When I went to bed last Saturday, it was still snowing a little bit. When I woke up and went outside the following Sunday, it was hard to imagine the snow would last a week it was so warm and sunny.
In this photograph you might catch a light sense of motion as a big wallop of snow falls out of a tree. Or you might not catch that, but it's happening.
The nice thing about the relatively warm weather was that nothing got iced over or slippery. When I eventually drove to the grocery store the issue wasn't slippery roads as much as downed trees and lots of them. Because the snow was prolific and struck before all the trees and thought it time to shed their leaves, the extra weight of the snow caused some major damage. While S. had a generator, the majority of folks didn't have power from Saturday afternoon to Wednesday evening - maybe even Thursday, I'm not quite sure.
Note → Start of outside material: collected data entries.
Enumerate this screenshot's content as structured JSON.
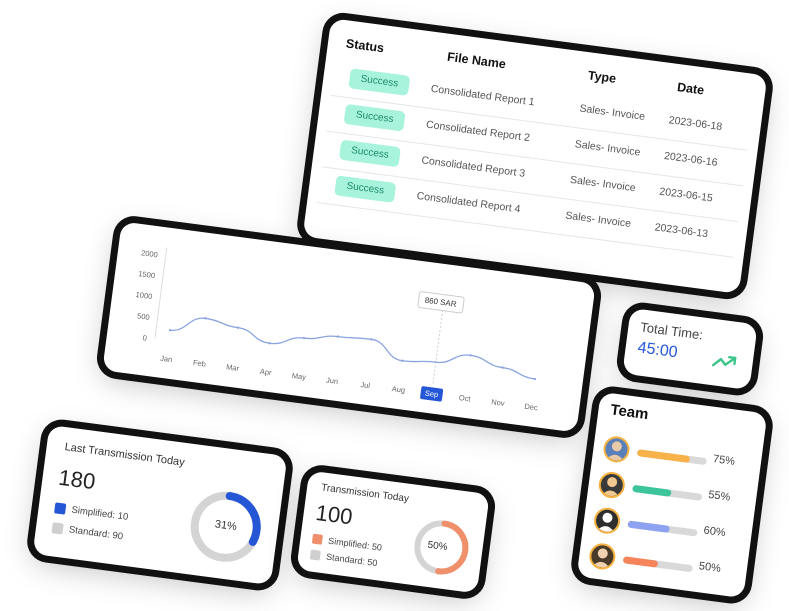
{
  "table": {
    "headers": {
      "status": "Status",
      "file": "File Name",
      "type": "Type",
      "date": "Date"
    },
    "rows": [
      {
        "status": "Success",
        "file": "Consolidated Report 1",
        "type": "Sales- Invoice",
        "date": "2023-06-18"
      },
      {
        "status": "Success",
        "file": "Consolidated Report 2",
        "type": "Sales- Invoice",
        "date": "2023-06-16"
      },
      {
        "status": "Success",
        "file": "Consolidated Report 3",
        "type": "Sales- Invoice",
        "date": "2023-06-15"
      },
      {
        "status": "Success",
        "file": "Consolidated Report 4",
        "type": "Sales- Invoice",
        "date": "2023-06-13"
      }
    ]
  },
  "chart_data": {
    "type": "line",
    "categories": [
      "Jan",
      "Feb",
      "Mar",
      "Apr",
      "May",
      "Jun",
      "Jul",
      "Aug",
      "Sep",
      "Oct",
      "Nov",
      "Dec"
    ],
    "values": [
      250,
      640,
      520,
      250,
      480,
      620,
      660,
      250,
      320,
      590,
      400,
      230
    ],
    "yticks": [
      "2000",
      "1500",
      "1000",
      "500",
      "0"
    ],
    "ylim": [
      0,
      2000
    ],
    "selected_category": "Sep",
    "tooltip": "860 SAR",
    "color": "#8aa4e0"
  },
  "last_transmission": {
    "title": "Last Transmission Today",
    "total": "180",
    "simplified": "Simplified: 10",
    "standard": "Standard: 90",
    "percent_label": "31%",
    "percent": 31,
    "color": "#2456d6"
  },
  "transmission_today": {
    "title": "Transmission Today",
    "total": "100",
    "simplified": "Simplified: 50",
    "standard": "Standard: 50",
    "percent_label": "50%",
    "percent": 50,
    "color": "#f0906a"
  },
  "total_time": {
    "label": "Total Time:",
    "value": "45:00",
    "trend_icon": "trending-up-icon",
    "trend_color": "#3cc48a"
  },
  "team": {
    "title": "Team",
    "members": [
      {
        "percent": 75,
        "label": "75%",
        "color": "#f7b24a"
      },
      {
        "percent": 55,
        "label": "55%",
        "color": "#3cc49a"
      },
      {
        "percent": 60,
        "label": "60%",
        "color": "#8ea2f2"
      },
      {
        "percent": 50,
        "label": "50%",
        "color": "#f5845a"
      }
    ]
  }
}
Already the snow was melting its way off roofs.
Drip.
But the trees still had a fair coat in place.
It's like those little bunny hill courses for skiers, only the skiers in this instance would have to be very small mice or insects. What do you call those hills? Moguls!
Here, however, the look of the green and the snow suggested that this was the beginning of spring - of green pushing through the slowly melting build up of a long winter. I wish that was the case. I kept on getting this strange misplaced sense of spring as I drove along the country roads, a healthy stream of melting snow water again making me think that in a couple of days we'd be seeing crocuses and daffodils. Alas.
The pumpkin flowers didn't do terribly well after the storm.